Teraz Interceptor odpalił kolejną witrynę, tym razem pod adresem nogumneeded.com. Eurogamer sugeruje, że nazwa strony oznacza, że w nowej grze nie zobaczymy Duke'a. Taka interpretacja idzie chyba zbyt daleko, ale kto wie. Może autor artykułu wie więcej, niż może teraz napisać. W komunikacie wysłanym do Eurogamera, szef Interceptor Entertainment potwierdza, że strona faktycznie jest przygotowaniem pod zapowiedź nowej gry, ale po raz kolejny zaznacza, że jego firma nigdy oficjalnie nie zapowiedziała nic związanego z Księciem. Dodaje też, że choć konflikt dotyczący sporu o prawa do marki trwa, jego zdaniem te należą do Interceptora i firma zamierza o nie walczyć.
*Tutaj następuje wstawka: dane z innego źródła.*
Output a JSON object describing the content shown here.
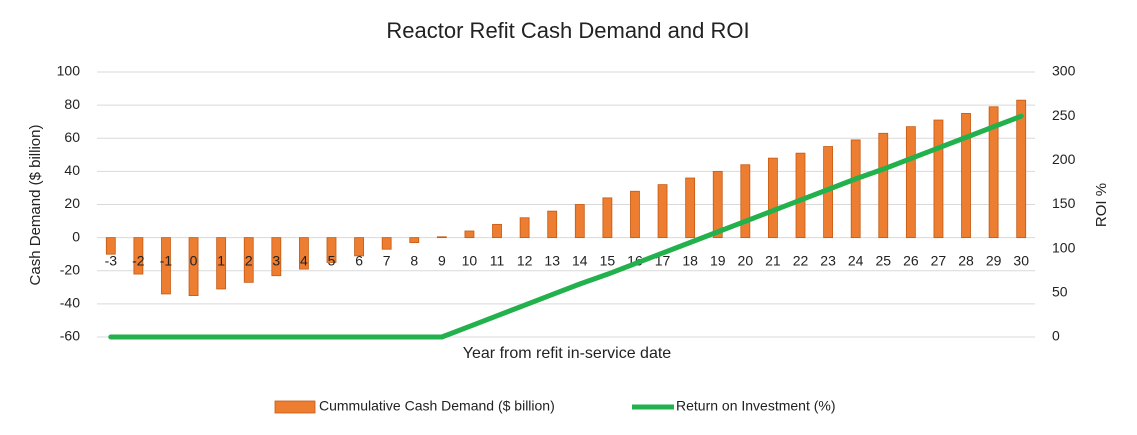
{
  "chart_data": {
    "type": "combo",
    "title": "Reactor Refit Cash Demand and ROI",
    "x_label": "Year from refit in-service date",
    "y_label": "Cash Demand ($ billion)",
    "y2_label": "ROI %",
    "categories": [
      -3,
      -2,
      -1,
      0,
      1,
      2,
      3,
      4,
      5,
      6,
      7,
      8,
      9,
      10,
      11,
      12,
      13,
      14,
      15,
      16,
      17,
      18,
      19,
      20,
      21,
      22,
      23,
      24,
      25,
      26,
      27,
      28,
      29,
      30
    ],
    "series": [
      {
        "name": "Cummulative Cash Demand ($ billion)",
        "type": "bar",
        "color": "#ed7d31",
        "values": [
          -10,
          -22,
          -34,
          -35,
          -31,
          -27,
          -23,
          -19,
          -15,
          -11,
          -7,
          -3,
          0.5,
          4,
          8,
          12,
          16,
          20,
          24,
          28,
          32,
          36,
          40,
          44,
          48,
          51,
          55,
          59,
          63,
          67,
          71,
          75,
          79,
          83
        ]
      },
      {
        "name": "Return on Investment (%)",
        "type": "line",
        "color": "#22b14c",
        "axis": "y2",
        "values": [
          0,
          0,
          0,
          0,
          0,
          0,
          0,
          0,
          0,
          0,
          0,
          0,
          0,
          12,
          24,
          36,
          48,
          60,
          71,
          83,
          95,
          107,
          119,
          131,
          143,
          155,
          167,
          179,
          190,
          202,
          214,
          226,
          238,
          250
        ]
      }
    ],
    "ylim": [
      -60,
      100
    ],
    "yticks": [
      -60,
      -40,
      -20,
      0,
      20,
      40,
      60,
      80,
      100
    ],
    "y2lim": [
      0,
      300
    ],
    "y2ticks": [
      0,
      50,
      100,
      150,
      200,
      250,
      300
    ],
    "grid": true,
    "legend": "bottom"
  }
}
Szczegóły nowej gry mamy ponoć poznać za mniej niż 30 dni. Póki co wiadomo tylko, że nic tak naprawdę nie wiadomo. Dla nas to nieciekawa sytuacja, ale wydawcy regularne podsycanie szumu w mediach jest pewnie na rękę. Ciekawe, jakie będziemy mieć miny, gdy wszystko stanie się jasne.